Para se capitalizar, ela voltou a trabalhar num cargo inferior ao que tinha ocupado antes de sair do Brasil. Mas não se conformou e mandou currículo e participou de seleções diversas. Pensou que a indústria era um bom ramo e conseguiu um bom cargo numa automobilística japonesa, na cidade de Campinas. Mais uma vez, Nina abandonou a família e os amigos e foi buscar o sonho. Dois anos depois, o Burnout voltava com os seus sintomas de esgotamento.

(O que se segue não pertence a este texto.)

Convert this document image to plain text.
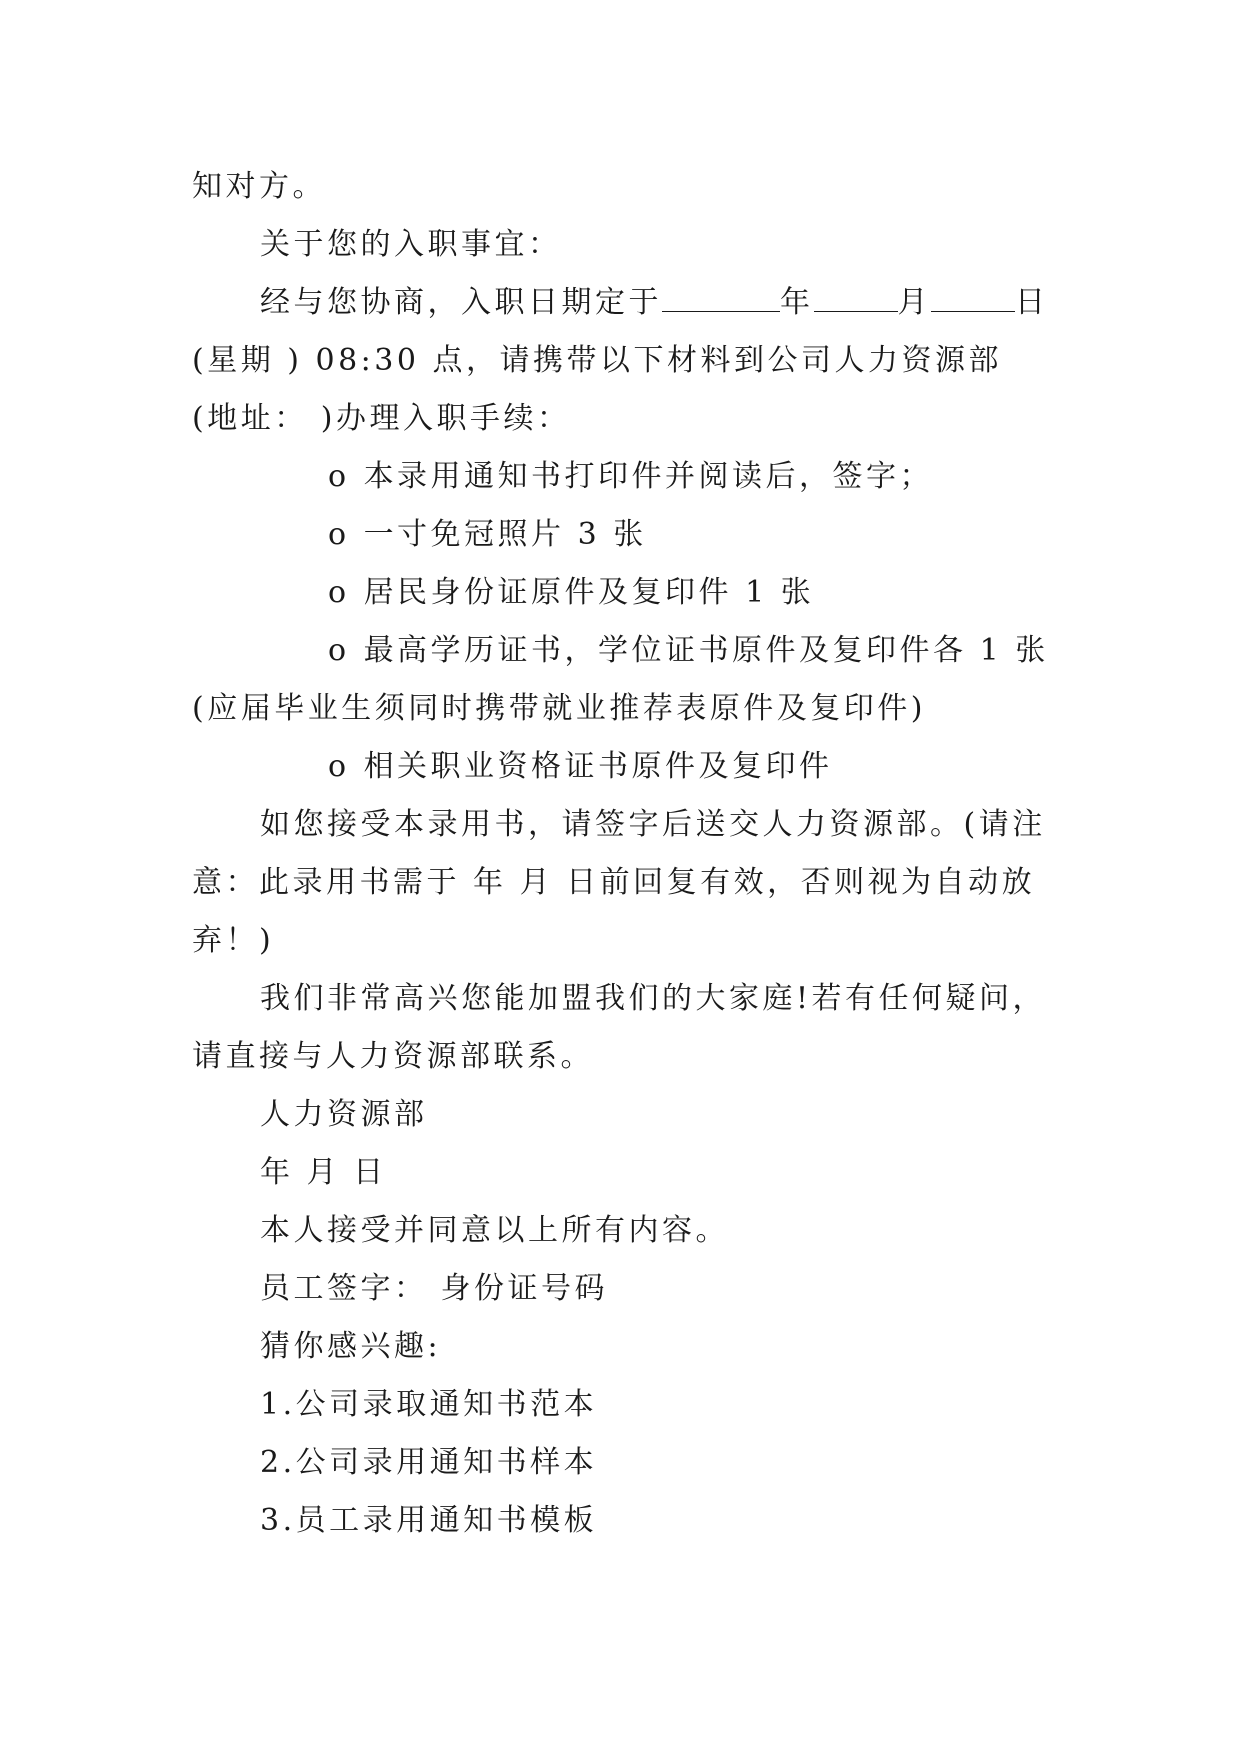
知对方。

关于您的入职事宜：

经与您协商，入职日期定于	年	月	日(星期 ) 08:30 点，请携带以下材料到公司人力资源部 (地址： )办理入职手续：

o 本录用通知书打印件并阅读后，签字；

o 一寸免冠照片 3 张

o 居民身份证原件及复印件 1 张

o 最高学历证书，学位证书原件及复印件各 1 张(应届毕业生须同时携带就业推荐表原件及复印件)

o 相关职业资格证书原件及复印件

如您接受本录用书，请签字后送交人力资源部。(请注意：此录用书需于 年 月 日前回复有效，否则视为自动放弃！)

我们非常高兴您能加盟我们的大家庭!若有任何疑问，请直接与人力资源部联系。

人力资源部

年 月 日

本人接受并同意以上所有内容。

员工签字： 身份证号码

猜你感兴趣:

1.公司录取通知书范本

2.公司录用通知书样本

3.员工录用通知书模板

Para tentar equilibrar o sentimento de sufocamento provocado por um modelo de gestão altamente controladora, ela foi buscar trabalhos sociais, mentorias e palestras. O destaque obtido com essa atuação incomodou os chefes que a obrigaram a escolher em qual das atividades permaneceria. Nina pediu demissão e passou a procurar empresas que tivessem uma proposta mais parecida com o seu perfil e encontrou um lugar com flexibilidade de horários e toda uma cultura organizacional que condizia com sua perspectiva de vida.
Nessa época, ela conheceu o sócio, um homem negro, com a mesma faixa etária, especializado em finanças e sensível à necessidade de fortalecer a economia junto às populações negras das cidades brasileira. “Unimos os perfis financial ao tecnology e encontramos pontos comuns. Assim surgia um hub de iniciativas que garantiam lugares de liberdade para as pessoas pretas, para que elas possam ir a um supermercado, por exemplo, sem serem mortas”, ressaltou.
Nos últimos três anos, ela começou a fazer a transição e só no final do ano passado passou a se dedicar inteiramente ao Movimento Black Money.